El de hoy es un rey plenamente constitucional. Su padre, no, porque para acceder al trono debió jurar los principios del Movimiento Nacional. Todos lo sabían, pero nadie lo ha recordado en el tránsito de la abdicación.

Ahora, los hijos de los padres de la Constitución se sienten liberados de ese compromiso firmado en 1978. Estos quieren otra cosa. Todavía no se sabe muy bien qué, si un rearme moral, una regeneración democrática del sistema, un federalismo asimétrico o, simplemente, una alternativa que permita romper con el pasado y ajustarle definitivamente las cuentas a los responsables de la crisis que, si buscamos bien, lo mismo tienen todavía mucho que ver con el régimen franquista. A este carro, no hace falta decirlo, se suben los de siempre, aquellos que desearían acabar con unos y otros.

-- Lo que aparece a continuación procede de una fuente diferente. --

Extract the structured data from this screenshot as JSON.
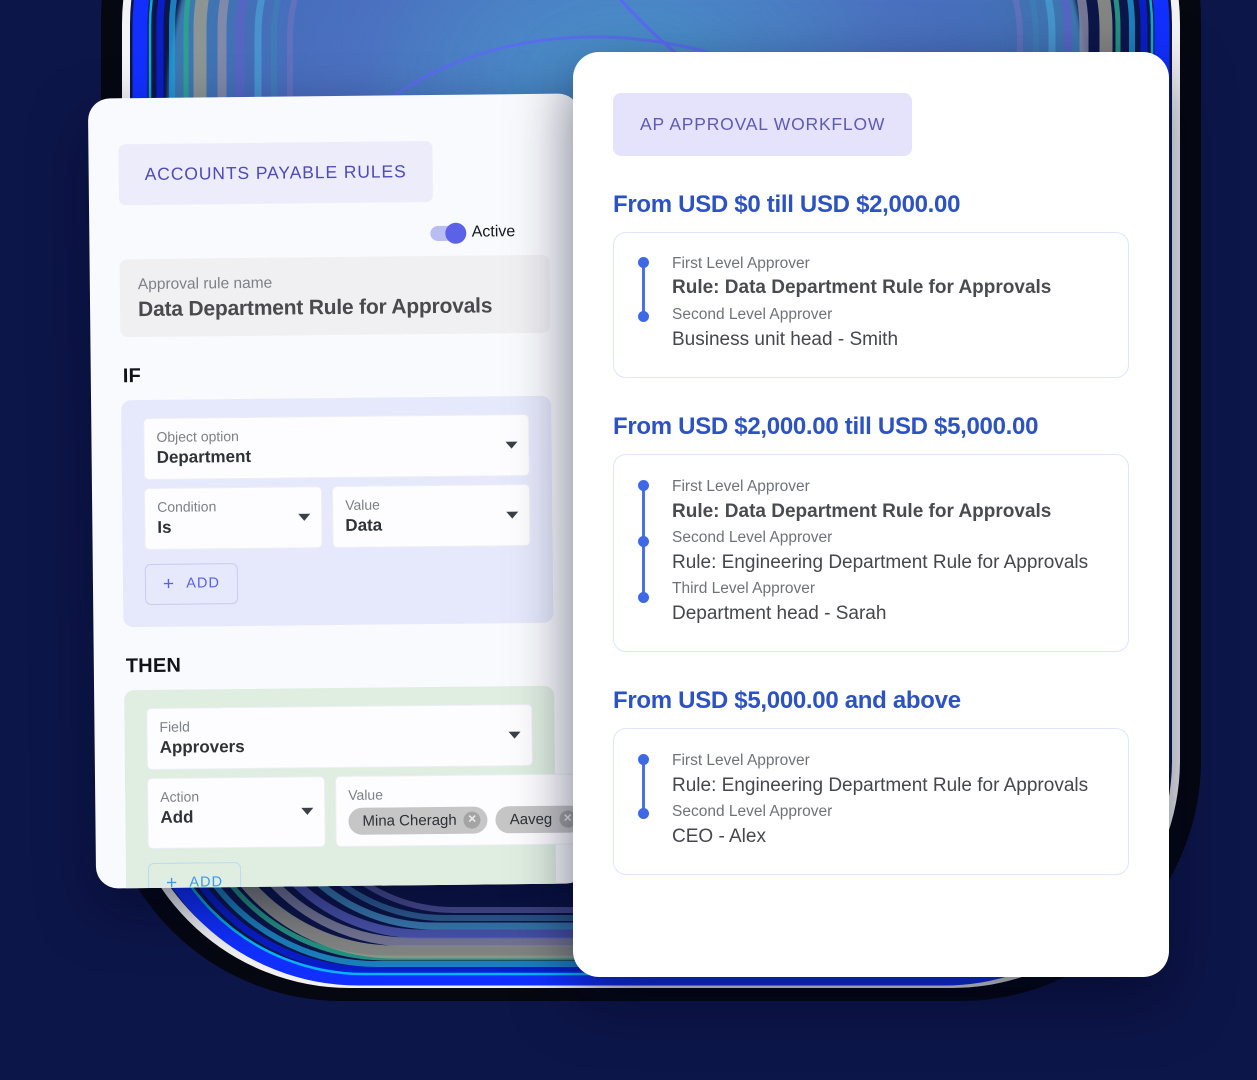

De la última oleada, los más imberbes no dicen nada todavía, les importa un bledo el asunto, en buena medida porque les han aburrido de la cosa pública con tanta corrupción y tanta política insustancial.  El problema es que éstos desconocen hasta qué punto su futuro está aún en manos de sus mayores, cuyo comportamiento y objetivos los marcan impulsos e intereses muy diferentes a  los suyos. Al final no tendrán más remedio que coger las riendas y asumir su responsabilidad, como han hecho todas las generaciones.

Claro que, en caso de dificultad, siempre les quedará también a ellos el recurso de echarle la culpa a Franco, como hicieron sus padres.